When the President told his supporters (and they listened, literally) “punch back twice as hard,” “get in their neighbor’s faces,” “bring a gun to a knife fight,” (and they again listened, literally) when Nancy Pelosi called Americans “Nazis,” when Frederica Wilson called us “the enemy,” when Maxine Waters told us to go to hell and she would help take us there, when Vice-President Biden called us “terrorists,” when President Obama referred to Republicans as “enemies,” When Andre Carson called half of the country racists and lynchers, where was this expectation of a respectful veneer?
I realize Wolffe is a British-born Obama sycophant, but surely he has more self-preservation than sense to see how such a laughable double-standard renders him irrelevant and ignorant. Whatever happened to the veneer of media objectivity, Richard Wolffe?

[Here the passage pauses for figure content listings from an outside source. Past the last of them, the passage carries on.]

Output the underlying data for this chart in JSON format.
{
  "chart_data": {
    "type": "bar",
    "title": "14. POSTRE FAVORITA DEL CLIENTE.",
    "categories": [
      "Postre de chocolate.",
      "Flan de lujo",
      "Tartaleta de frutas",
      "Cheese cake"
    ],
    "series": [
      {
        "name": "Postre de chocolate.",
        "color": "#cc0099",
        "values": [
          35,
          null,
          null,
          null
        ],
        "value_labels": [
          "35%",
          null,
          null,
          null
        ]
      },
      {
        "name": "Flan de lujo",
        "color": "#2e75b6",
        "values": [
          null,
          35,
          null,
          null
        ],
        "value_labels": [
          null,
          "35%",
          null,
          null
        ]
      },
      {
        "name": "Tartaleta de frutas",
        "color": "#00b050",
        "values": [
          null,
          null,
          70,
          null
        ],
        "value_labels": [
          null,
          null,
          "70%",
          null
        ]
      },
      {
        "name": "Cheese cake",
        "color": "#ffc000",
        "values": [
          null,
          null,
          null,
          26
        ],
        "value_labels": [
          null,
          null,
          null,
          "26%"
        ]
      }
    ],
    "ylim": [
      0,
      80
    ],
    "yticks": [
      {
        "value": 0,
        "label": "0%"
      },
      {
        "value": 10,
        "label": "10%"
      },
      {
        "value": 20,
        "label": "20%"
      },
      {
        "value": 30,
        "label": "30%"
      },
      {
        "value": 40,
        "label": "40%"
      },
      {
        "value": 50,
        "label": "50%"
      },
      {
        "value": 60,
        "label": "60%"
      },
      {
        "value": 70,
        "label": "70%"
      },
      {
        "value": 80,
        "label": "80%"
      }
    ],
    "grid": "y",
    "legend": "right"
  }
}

The administration and many members within its party showed little if any respect for the American voter before the first grassroots criticism resonated off the walls of the Capitol dome. Respect for public office is a two-way street and elected leaders aren’t sanctified idols. They also are called to respect the office, not disgrace it, which is what Wilson, Wasserman-Schultz, and many more have done as they abuse their power for party and believe their office is a free pass for rude behavior and vitriolic remarks.
But Wolffe is too good of a trained media dog to bite the hand that feeds him, which is why you won’t hear so much as a whimper of this impropriety.